Транспорт мы потом оставили под Берестьем, где нашёлся знакомый Ставру и Гнату неприметный хуторок, вроде того, под Краковом, где можно было и больше спрятать. Цепочка таких «конспиративных баз» за два-три зимних месяца увеличилась кратно. Особенно заметно прибавив не так давно чуть севернее отсюда, в бывших ятвяжских, а теперь Су́довых землях. Там людей князя русов, Всеслава Чародея, ждали и вовсе в каждом доме, без споров и торгов отдавая, что ни попроси. Но надо отметить, что и наши правду блюли, просили в основном воды испить себе да коню, или весточку отправить с лесным вяхирем. И почти всегда заходили на дворы те с гостинцами. Если в сознании были.

Добрые брони и стяги со знаком Всеславовым Суд с сынами привезли сюда заранее, изумляясь невероятной щедрости князя русов. Кольчуги, шеломы, хорошее оружие в их лесах были редки и до́роги, для охоты и защиты им вполне хватало луков и копий. Но отказываться от таких подарков, понятно, не стали.

Треть той силы, которой руководил теперь новый здешний вождь, оказалась четырьмя сотнями рослых светловолосых мужиков, явно с опытом, знавших, с какой стороны браться за рогатину. В обновках те, кому повезло их получить, смотрелись, как тридцать три богатыря из старых сказок. Которые курчавое смуглое Солнце русской поэзии напишет, если Бог даст, лет через восемьсот. Народ сидел на большой светлой поляне, вытоптанной почти до самого мха, как простые, обычные, виденные мной в обеих жизнях, солдаты: кто-то рубаху чинил, кто-то острие копья правил.

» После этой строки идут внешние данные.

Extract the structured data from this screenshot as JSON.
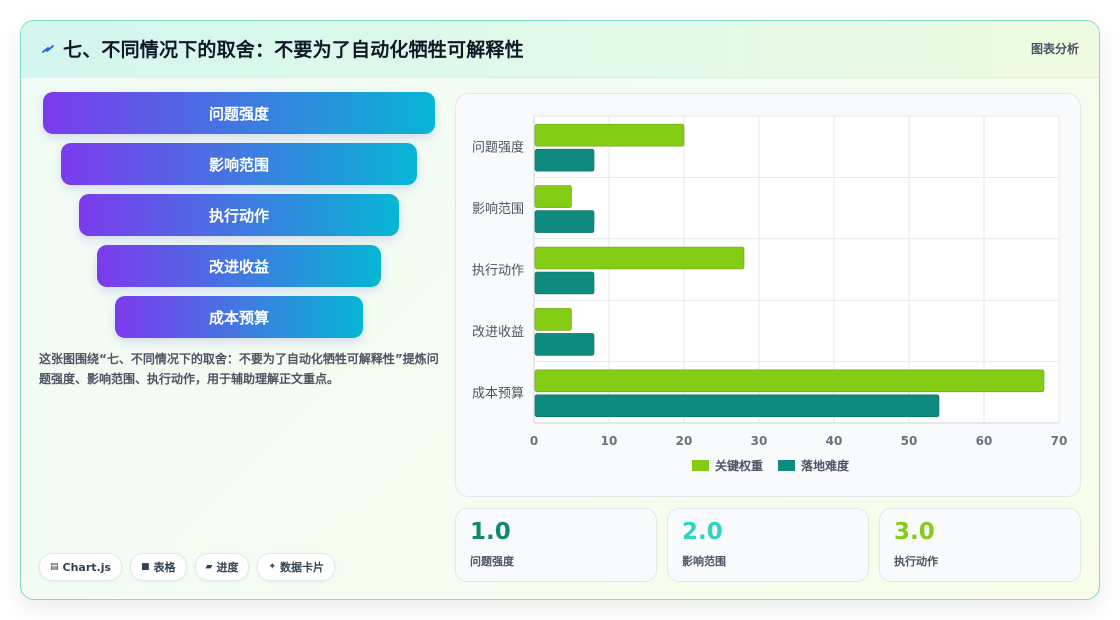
{
  "header": {
    "title": "七、不同情况下的取舍：不要为了自动化牺牲可解释性",
    "tag": "图表分析"
  },
  "funnel": [
    "问题强度",
    "影响范围",
    "执行动作",
    "改进收益",
    "成本预算"
  ],
  "description": "这张图围绕“七、不同情况下的取舍：不要为了自动化牺牲可解释性”提炼问题强度、影响范围、执行动作，用于辅助理解正文重点。",
  "pills": [
    {
      "icon": "chart-icon",
      "label": "Chart.js"
    },
    {
      "icon": "table-icon",
      "label": "表格"
    },
    {
      "icon": "progress-icon",
      "label": "进度"
    },
    {
      "icon": "card-icon",
      "label": "数据卡片"
    }
  ],
  "kpis": [
    {
      "value": "1.0",
      "label": "问题强度",
      "color": "#0f8a6f"
    },
    {
      "value": "2.0",
      "label": "影响范围",
      "color": "#2dd4bf"
    },
    {
      "value": "3.0",
      "label": "执行动作",
      "color": "#84cc16"
    }
  ],
  "chart_data": {
    "type": "bar",
    "orientation": "horizontal",
    "categories": [
      "问题强度",
      "影响范围",
      "执行动作",
      "改进收益",
      "成本预算"
    ],
    "series": [
      {
        "name": "关键权重",
        "values": [
          20,
          5,
          28,
          5,
          68
        ],
        "color": "#84cc16"
      },
      {
        "name": "落地难度",
        "values": [
          8,
          8,
          8,
          8,
          54
        ],
        "color": "#0f8a7e"
      }
    ],
    "xlim": [
      0,
      70
    ],
    "xticks": [
      0,
      10,
      20,
      30,
      40,
      50,
      60,
      70
    ],
    "grid": true,
    "legend": "bottom"
  }
}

От дальних костров доносился смех и какие-то протяжные напевы, что внезапно сменялись быстрым речитативом, от которого начинался хохот. Наверное, какая-то весёлая песенка из местных. Ни я, ни князь здешними наречиями не владел. Выручало то, что из них нашу речь понимал почти каждый. Очень выручало.

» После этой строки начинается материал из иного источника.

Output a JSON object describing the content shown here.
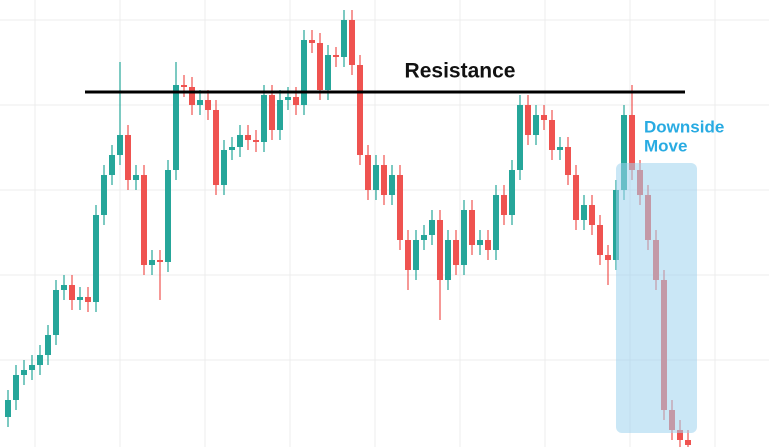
{
  "chart_data": {
    "type": "candlestick",
    "up_color": "#26a69a",
    "down_color": "#ef5350",
    "ylim": [
      0,
      447
    ],
    "open": [
      30,
      47,
      72,
      77,
      82,
      92,
      112,
      157,
      162,
      147,
      150,
      145,
      232,
      272,
      292,
      312,
      267,
      272,
      182,
      187,
      185,
      277,
      362,
      360,
      342,
      347,
      337,
      262,
      297,
      300,
      312,
      307,
      305,
      352,
      317,
      347,
      350,
      342,
      407,
      404,
      357,
      392,
      390,
      427,
      382,
      292,
      257,
      282,
      252,
      272,
      207,
      177,
      207,
      212,
      227,
      167,
      207,
      182,
      237,
      202,
      207,
      197,
      252,
      232,
      277,
      342,
      312,
      332,
      327,
      297,
      300,
      272,
      227,
      242,
      222,
      192,
      187,
      257,
      332,
      277,
      252,
      207,
      167,
      37,
      17,
      7
    ],
    "high": [
      57,
      82,
      87,
      92,
      102,
      122,
      167,
      172,
      172,
      160,
      160,
      242,
      282,
      302,
      385,
      322,
      282,
      282,
      197,
      197,
      287,
      385,
      372,
      370,
      357,
      357,
      347,
      307,
      310,
      322,
      322,
      317,
      362,
      362,
      357,
      360,
      360,
      417,
      417,
      414,
      402,
      400,
      437,
      437,
      392,
      302,
      292,
      292,
      282,
      282,
      217,
      217,
      222,
      237,
      237,
      217,
      217,
      247,
      247,
      217,
      217,
      262,
      262,
      287,
      352,
      352,
      342,
      342,
      337,
      310,
      310,
      282,
      252,
      252,
      232,
      202,
      267,
      342,
      362,
      287,
      262,
      217,
      177,
      47,
      27,
      17
    ],
    "low": [
      20,
      37,
      62,
      67,
      72,
      82,
      102,
      147,
      137,
      137,
      135,
      135,
      222,
      262,
      282,
      257,
      257,
      172,
      172,
      147,
      175,
      267,
      350,
      332,
      332,
      327,
      252,
      252,
      287,
      290,
      297,
      295,
      295,
      307,
      307,
      337,
      332,
      332,
      394,
      347,
      347,
      380,
      380,
      372,
      282,
      247,
      247,
      242,
      242,
      197,
      157,
      167,
      197,
      202,
      127,
      157,
      172,
      172,
      192,
      192,
      187,
      187,
      222,
      222,
      267,
      302,
      302,
      317,
      287,
      287,
      262,
      217,
      217,
      212,
      182,
      162,
      177,
      247,
      267,
      242,
      197,
      157,
      27,
      7,
      0,
      0
    ],
    "close": [
      47,
      72,
      77,
      82,
      92,
      112,
      157,
      162,
      147,
      150,
      145,
      232,
      272,
      292,
      312,
      267,
      272,
      182,
      187,
      185,
      277,
      362,
      360,
      342,
      347,
      337,
      262,
      297,
      300,
      312,
      307,
      305,
      352,
      317,
      347,
      350,
      342,
      407,
      404,
      357,
      392,
      390,
      427,
      382,
      292,
      257,
      282,
      252,
      272,
      207,
      177,
      207,
      212,
      227,
      167,
      207,
      182,
      237,
      202,
      207,
      197,
      252,
      232,
      277,
      342,
      312,
      332,
      327,
      297,
      300,
      272,
      227,
      242,
      222,
      192,
      187,
      257,
      332,
      277,
      252,
      207,
      167,
      37,
      17,
      7,
      2
    ],
    "resistance": 355,
    "annotations": {
      "resistance_label": "Resistance",
      "move_label": [
        "Downside",
        "Move"
      ]
    }
  }
}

Когда на поляну ту начали вываливаться из леса загнанные до полусмерти кони и всадники, балты сперва очень удивились. Как могли полсотни здоровых ратников с сотней коней подобраться так близко? Но успокаивались, видя своих же дозорных в рядах запаренных пришлых. И подхватывались помогать: кому с седла сползти, кому взвару или ушицы поднести. В общем, через совсем малый промежуток времени наши полста с их четырьмя сотнями перемешались вполне равномерно. Кто-то тут же завалился кемарить, кто-то присоединился к угощению. Мы с Рысью наблюдали спокойную и мирную картину привала с удовлетворением. И облегчением, что наконец-то не надо хотя бы некоторое время нестись вперёд через лес за очередным ловким лыжником, пригибаясь под нависавшими ветвями в снежных шапках, что так и норовили свалиться прямо на голову. Мы миновали древлянские земли, стартовав в тот же день от Вышгорода. Краем-лесом обошли волынян и выбрались точно к месту сбора. И успели, обогнав петлявших по Припяти наблюдателей самое малое — дня на три.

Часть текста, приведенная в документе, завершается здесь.